Earth, grass, ground, forests. But this is supposed to be a gardening column. I hereby claim poetic license by way of my vague-and-open-to-interpretation nom de guerre, but anyway also, I was never going to talk about grass and forests and then not go on to talk about gardens. In our collective pastoral consciousness, the garden is a place of peace. In terms of things that humans have built or created, it may even be a place of peace. A garden is a place that has a touch of the wild in it, but it is also a place that feels eternal, stable, ever-shifting but also under our control.

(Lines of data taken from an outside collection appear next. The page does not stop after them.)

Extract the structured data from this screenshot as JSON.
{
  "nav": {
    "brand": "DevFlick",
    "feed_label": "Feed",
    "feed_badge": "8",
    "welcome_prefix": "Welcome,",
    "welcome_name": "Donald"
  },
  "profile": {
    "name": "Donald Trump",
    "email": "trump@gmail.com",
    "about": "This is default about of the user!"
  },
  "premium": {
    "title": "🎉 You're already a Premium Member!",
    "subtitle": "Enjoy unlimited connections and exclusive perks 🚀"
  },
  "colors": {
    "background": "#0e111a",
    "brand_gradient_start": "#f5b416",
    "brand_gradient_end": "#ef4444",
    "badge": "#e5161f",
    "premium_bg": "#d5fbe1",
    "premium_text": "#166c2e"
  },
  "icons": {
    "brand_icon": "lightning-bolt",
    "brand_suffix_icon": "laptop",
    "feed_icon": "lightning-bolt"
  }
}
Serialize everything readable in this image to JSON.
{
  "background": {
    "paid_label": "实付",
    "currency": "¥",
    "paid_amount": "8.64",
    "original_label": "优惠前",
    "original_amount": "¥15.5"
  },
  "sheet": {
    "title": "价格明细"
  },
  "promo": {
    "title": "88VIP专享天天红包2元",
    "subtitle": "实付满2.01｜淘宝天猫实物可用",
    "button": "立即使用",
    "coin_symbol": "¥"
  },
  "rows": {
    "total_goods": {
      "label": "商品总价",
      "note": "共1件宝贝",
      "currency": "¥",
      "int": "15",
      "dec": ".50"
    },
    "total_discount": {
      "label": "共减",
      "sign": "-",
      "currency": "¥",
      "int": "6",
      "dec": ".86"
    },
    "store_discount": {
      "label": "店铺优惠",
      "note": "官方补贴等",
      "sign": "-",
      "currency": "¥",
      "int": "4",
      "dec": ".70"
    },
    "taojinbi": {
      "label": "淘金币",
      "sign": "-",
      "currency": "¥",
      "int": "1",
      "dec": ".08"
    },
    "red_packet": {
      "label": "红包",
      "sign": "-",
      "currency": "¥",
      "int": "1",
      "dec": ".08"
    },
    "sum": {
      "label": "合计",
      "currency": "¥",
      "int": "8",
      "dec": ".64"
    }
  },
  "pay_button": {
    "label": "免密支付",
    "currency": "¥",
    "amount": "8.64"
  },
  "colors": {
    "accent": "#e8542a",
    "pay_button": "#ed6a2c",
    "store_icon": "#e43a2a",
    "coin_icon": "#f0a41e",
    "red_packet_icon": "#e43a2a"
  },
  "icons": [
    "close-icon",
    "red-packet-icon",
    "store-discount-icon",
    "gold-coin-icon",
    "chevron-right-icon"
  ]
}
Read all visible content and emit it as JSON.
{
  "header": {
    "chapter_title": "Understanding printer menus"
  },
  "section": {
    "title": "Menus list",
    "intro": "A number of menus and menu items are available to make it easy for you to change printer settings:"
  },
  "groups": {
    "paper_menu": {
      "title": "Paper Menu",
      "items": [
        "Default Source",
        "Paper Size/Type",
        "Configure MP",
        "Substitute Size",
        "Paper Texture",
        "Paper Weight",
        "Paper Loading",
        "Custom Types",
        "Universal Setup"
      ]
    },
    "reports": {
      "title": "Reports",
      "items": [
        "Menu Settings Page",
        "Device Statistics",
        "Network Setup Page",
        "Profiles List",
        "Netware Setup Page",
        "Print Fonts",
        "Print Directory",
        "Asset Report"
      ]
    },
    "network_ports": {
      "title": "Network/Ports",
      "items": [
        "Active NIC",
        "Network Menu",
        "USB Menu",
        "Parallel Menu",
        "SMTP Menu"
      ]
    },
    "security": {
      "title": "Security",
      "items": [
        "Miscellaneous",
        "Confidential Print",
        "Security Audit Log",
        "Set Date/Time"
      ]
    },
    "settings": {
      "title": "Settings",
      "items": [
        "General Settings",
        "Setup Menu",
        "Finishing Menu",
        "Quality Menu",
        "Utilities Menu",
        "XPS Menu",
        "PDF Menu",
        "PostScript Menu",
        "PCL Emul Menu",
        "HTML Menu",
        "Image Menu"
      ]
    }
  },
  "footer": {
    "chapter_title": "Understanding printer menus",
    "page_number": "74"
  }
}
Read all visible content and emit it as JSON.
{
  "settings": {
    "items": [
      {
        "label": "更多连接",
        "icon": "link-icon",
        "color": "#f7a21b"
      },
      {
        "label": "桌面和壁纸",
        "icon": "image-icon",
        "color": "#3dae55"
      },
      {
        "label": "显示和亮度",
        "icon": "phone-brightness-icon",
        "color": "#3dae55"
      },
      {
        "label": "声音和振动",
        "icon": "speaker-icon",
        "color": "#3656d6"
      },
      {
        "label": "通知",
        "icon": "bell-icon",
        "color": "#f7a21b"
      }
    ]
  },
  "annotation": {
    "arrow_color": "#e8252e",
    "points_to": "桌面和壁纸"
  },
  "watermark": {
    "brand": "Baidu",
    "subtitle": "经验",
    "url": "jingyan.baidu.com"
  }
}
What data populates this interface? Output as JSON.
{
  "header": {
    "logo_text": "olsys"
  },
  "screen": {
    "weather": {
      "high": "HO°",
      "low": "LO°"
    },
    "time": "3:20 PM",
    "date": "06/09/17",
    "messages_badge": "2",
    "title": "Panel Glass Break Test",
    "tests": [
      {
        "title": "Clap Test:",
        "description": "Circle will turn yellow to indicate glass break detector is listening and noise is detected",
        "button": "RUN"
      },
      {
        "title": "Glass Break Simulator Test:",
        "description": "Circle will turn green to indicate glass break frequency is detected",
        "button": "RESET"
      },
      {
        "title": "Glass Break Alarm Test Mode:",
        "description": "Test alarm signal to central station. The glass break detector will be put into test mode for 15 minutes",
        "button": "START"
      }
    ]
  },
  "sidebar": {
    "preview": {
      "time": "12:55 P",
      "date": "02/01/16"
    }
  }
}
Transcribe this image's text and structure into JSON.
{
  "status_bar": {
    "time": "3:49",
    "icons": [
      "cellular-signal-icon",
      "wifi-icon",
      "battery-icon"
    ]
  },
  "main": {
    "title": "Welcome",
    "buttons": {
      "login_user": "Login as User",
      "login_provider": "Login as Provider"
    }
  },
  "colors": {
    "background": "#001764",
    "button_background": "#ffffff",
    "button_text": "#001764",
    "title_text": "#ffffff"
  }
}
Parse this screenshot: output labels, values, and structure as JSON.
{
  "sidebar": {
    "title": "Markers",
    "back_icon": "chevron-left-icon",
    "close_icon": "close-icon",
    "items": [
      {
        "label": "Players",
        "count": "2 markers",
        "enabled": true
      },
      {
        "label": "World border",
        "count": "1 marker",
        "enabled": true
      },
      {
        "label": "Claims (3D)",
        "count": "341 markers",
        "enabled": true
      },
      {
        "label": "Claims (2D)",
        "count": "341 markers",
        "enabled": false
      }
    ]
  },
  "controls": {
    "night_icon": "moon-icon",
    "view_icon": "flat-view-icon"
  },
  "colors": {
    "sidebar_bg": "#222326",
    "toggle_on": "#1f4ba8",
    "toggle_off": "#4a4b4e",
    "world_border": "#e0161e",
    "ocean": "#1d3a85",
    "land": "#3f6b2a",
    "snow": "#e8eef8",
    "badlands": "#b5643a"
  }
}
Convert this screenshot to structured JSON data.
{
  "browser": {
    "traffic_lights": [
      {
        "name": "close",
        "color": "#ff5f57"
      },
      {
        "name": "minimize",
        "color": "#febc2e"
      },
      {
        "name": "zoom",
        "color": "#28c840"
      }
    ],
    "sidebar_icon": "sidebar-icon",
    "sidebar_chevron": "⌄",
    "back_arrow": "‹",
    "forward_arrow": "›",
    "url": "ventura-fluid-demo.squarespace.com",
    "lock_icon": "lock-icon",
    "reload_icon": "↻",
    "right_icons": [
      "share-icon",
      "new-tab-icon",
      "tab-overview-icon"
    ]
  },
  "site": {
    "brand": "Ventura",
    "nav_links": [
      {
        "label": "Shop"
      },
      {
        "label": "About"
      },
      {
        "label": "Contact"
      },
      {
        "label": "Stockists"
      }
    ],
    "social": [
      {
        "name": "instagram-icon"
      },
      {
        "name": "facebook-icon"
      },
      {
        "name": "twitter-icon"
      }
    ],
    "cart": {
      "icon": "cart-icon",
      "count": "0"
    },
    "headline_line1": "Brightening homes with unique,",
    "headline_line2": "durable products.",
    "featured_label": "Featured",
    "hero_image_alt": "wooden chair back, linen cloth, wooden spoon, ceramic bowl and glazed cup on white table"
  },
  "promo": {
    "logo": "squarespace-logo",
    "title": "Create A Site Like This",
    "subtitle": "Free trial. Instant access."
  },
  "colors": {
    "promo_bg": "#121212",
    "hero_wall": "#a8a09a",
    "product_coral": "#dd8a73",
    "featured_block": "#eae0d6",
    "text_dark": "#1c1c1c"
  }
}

Gardening, like standing on grass or sucking in forest vibes, is a tried-and-true way to reduce stress and anxiety, increase inner peace, lower blood pressure, and get some low impact ergonomic exercise along the way. It is also a tiny window into the impermanence and the void, for everything in a garden dies; and while the garden presents with a facade of tranquility, it is actually ever in flux and disharmony—insect combating leaf inserting disease at odds with fungus struggling to survive on soil wherein ant devours worm and beetle devours root and root reaches with futility for sparse nutrients and fleeting water before the sun takes it all back to the sky and leaves the whole microverse at odds, just waiting for another drop of rain to sustain it all, just like in Mad Max, that is to say, just like our future.
A garden will give us a sense of peace, physically, mentally. Simultaneously, it is a perfect representation of this unstable world, and if we are able to lean into that truth, and hold both of these truths together, a garden and what it represents can paradoxically bring us even more peace through this observation. In the end, all we can do is accept that chaos is inevitable and there is very little that we can change; in our lives, in this world, in our gardens. All we can do is learn to be OK with that and hold on to what we love the best that we can. Let a garden lead us there, let it be an illusion of stability that we can embrace wholly, even as we know it’s a lie.